I did not look over the edge, at first, until I saw them unwinding their ropes and joining them, end to end, to make a much longer line. Then I walked toward the edge and looked down. Only a few hundred meters below, a valley opened up in the mountainside, a flood of level ground in front of a high-walled canyon that bit deep into the cliff. From there it would be a gentle descent into the plain. We would be safe.
But first, there was the matter of getting down the cliff. This time, I couldn't see any hope of it unless we each dangled on the end of a rope, something that I had no experience with. And even then, what was to stop the enemy from climbing down after us?
Fole solved the dilemma, however. He sat down a few meters back from the edge, in a place where his feet could brace against stone, and he pulled gloves on his hands. Then he took the rope with only a few meters of slack, looped it behind his back, and gripped the end of the rope in his left hand, holding the rest of the line tight against his body with his right.
He would be a stable enough root for the top end of the climbing line; and if he were killed or under attack, he would simply drop the line, and the enemy would have no way to pursue.
He was also doomed to be killed.
I should have said something to him, perhaps, but there was no time. Da was quickly giving me my only lesson in descending a rope, and I had to learn well or die from my first mistake. And then Da, carrying the bag of Crofe's excrement, was over the edge, sitting on the rope as it slid by his buttocks, holding his own weight precariously and yet firmly enough as he descended rapidly to the bottom.
Fole bore the weight stolidly, hardly seeming to strain. And then the rope went slack, and immediately Stone was forcing me to pass the rope under my buttocks, holding the rope in gloved hands on either side. Then he pushed me backward over the cliff, and I took a step into nothingness, and I gasped in terror as I fell far too swiftly, swinging to and fro as if on a pendulum, the rock wall skimming back and forth in front of my face-- until the rope turned, and I faced instead the plain, which still looked incredibly far below me. And now I did vomit, though I had not eaten yet that day; the acid was painful in my throat and mouth; and I forgot the terror of falling long enough to grip the rope tightly and slow my descent, though it burned my gloves and the rope was an agony of tearing along my buttocks.

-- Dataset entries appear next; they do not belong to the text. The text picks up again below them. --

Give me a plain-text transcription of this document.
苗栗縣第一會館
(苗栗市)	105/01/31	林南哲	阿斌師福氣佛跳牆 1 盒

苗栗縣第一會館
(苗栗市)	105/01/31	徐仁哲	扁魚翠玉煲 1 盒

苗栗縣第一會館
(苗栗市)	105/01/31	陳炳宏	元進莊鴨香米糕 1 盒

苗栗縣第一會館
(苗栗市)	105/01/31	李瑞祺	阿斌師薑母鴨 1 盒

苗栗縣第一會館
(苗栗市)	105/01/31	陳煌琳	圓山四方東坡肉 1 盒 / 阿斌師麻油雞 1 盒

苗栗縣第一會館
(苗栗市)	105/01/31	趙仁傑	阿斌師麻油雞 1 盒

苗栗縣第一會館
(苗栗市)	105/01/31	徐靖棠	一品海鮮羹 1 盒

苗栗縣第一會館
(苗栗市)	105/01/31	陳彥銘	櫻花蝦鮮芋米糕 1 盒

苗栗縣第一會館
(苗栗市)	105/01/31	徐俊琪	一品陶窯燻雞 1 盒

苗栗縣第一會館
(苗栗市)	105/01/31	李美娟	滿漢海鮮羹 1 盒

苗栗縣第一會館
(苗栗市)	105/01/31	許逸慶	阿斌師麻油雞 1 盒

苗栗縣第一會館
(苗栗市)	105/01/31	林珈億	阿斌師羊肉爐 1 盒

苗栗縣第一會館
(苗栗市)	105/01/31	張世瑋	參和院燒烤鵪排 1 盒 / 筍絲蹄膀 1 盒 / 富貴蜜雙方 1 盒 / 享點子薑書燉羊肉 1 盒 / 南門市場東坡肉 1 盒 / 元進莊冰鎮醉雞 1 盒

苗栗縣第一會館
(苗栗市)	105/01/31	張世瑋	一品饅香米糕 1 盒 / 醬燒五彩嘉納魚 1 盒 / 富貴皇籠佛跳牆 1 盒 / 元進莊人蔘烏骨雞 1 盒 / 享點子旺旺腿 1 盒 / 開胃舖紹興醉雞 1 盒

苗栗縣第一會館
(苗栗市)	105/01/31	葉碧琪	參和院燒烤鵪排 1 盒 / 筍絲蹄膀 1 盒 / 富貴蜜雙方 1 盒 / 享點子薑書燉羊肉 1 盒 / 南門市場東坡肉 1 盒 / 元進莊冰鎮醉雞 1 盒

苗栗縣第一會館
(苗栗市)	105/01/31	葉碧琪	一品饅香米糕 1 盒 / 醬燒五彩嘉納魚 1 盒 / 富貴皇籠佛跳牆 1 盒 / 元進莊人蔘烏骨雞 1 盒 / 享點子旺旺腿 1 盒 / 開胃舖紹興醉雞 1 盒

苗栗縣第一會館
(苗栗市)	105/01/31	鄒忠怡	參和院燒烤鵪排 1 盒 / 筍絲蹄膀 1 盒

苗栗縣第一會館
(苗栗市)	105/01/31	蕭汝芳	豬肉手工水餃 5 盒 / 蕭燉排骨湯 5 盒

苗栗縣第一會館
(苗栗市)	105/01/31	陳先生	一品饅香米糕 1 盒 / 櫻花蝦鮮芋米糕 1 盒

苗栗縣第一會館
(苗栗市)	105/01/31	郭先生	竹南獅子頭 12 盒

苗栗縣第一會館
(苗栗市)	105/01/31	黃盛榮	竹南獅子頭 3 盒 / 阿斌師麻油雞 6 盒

The ground loomed closer, and I could see Da waiting, beckoning impatiently. And so I forced myself to ignore the pain of a faster descent, and fell more rapidly, so that when I hit the ground I was jolted, and sprawled into the grasses.
I lay panting in disbelief that I had made it, relief that I no longer hung like a spider in the air. But I could not rest, it seemed-- Da took me by the arm and dragged me away from the rope that was now flailing with the next man's descent.
I rolled onto my back and watched, fascinated, as the man came quickly down the rope. Now that my ordeal was over, I could see a beauty in a single man on a twine daring gravity to do its worst-- the poetical kind of experience that has long been forgotten on my gentle homeworld of Garden, where all the cliffs have been turned to gentle slopes, and where oceans gently lap at sand instead of tearing at rock, and where men are as gentle as the world they live in. I am gentle, in fact, which caused me much distress at the beginning of my military training, but which allowed me to survive a war and come out of the army with few scars that could not heal.
And as I lay thinking of the contrast between my upbringing and the harsh life on this world, Stone reached the bottom and the next man started down.